Third, I agree with the principle that incidents of sexual harassment must be handled in a manner that is fair to all parties. However, the new requirements in the proposed regulations for in-person live hearings at the post-secondary level, with opportunities for cross-examination by “advisors,” including attorneys, establishes an overly legalistic and adversarial process that may deter many victims from coming forward. I welcome efforts to continuously assess and improve methods that public and private institutions of higher education use to investigate and address Title IX cases, in order to ensure that both complainants and respondents are treated fairly. Nevertheless, I feel that these regulations go too far and will ultimately be counterproductive, with unintended consequences that may impair student safety.
Finally, and relatedly I wish to address the Department’s directed question regarding the applicability of provisions based on type of recipient or the age of the parties. Our public higher education institutions enroll substantial numbers of high school age students through the Commonwealth’s Early College and dual enrollment programs. Last year alone, over 7,700 high school students participated in one of these programs, with the Commonwealth supporting the growth of these programs to include tens of thousands of high school students over the next several years. Should an incident involve a high school student within an Early College/dual enrollment program, the proposed regulations would seemingly require the post-secondary grievance procedure to be used (e.g., a live hearing and cross-examination) irrespective of whether one or potentially both of the individuals involved in the complaint could be under the age of 18. Rather than having different processes based on type of recipient or age of the parties, our preference would be to extend the same flexible protections and processes prescribed for elementary and secondary schools to post-secondary institutions as well.

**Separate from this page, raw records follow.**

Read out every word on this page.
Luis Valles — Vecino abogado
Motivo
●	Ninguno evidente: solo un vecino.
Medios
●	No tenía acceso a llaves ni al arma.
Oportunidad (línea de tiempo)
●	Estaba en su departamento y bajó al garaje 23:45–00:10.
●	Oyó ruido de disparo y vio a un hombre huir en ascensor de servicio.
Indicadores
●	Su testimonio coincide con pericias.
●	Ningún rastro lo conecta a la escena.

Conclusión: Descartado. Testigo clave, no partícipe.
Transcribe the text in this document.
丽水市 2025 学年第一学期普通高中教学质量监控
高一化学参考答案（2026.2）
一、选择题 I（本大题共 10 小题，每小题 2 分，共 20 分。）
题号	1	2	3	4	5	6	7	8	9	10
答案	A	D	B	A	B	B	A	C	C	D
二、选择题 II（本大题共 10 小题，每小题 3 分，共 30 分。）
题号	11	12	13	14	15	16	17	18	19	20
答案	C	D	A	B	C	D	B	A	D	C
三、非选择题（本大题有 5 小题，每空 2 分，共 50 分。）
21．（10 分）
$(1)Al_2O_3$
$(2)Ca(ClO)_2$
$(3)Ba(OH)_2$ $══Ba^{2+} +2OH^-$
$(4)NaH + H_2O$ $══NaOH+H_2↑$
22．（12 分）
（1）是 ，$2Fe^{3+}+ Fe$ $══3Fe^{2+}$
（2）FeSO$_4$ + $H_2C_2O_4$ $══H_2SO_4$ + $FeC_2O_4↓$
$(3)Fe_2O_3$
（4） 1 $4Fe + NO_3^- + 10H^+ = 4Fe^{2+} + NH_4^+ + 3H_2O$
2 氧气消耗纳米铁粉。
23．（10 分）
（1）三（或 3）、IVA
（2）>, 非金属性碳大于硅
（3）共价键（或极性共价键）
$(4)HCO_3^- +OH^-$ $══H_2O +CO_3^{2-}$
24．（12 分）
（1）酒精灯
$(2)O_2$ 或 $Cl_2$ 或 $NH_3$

For example, K-12 institutions are allowed, though not required, to conduct live hearings and they are given the option to conduct cross-examination and investigation through written questions. Given that the ultimate disciplinary outcome in cases alleging harassment or discrimination on the basis of sex is often the same (expulsion) irrespective of setting, rather than having different processes based on the type of recipient or the age of parties, my preference would be to eliminate the possibility of live cross-examination during any complaint resolution process.
This letter is not intended to be an exhaustive analysis of how the proposed regulations would impact our public and private higher education communities within the Commonwealth. Instead, I have focused my commentary on some of the most troubling aspects of the proposal. Once again, thank you for the opportunity to comment and for your attention to this critical issue. I strongly urge you to reconsider these provisions in the Department’s draft regulations.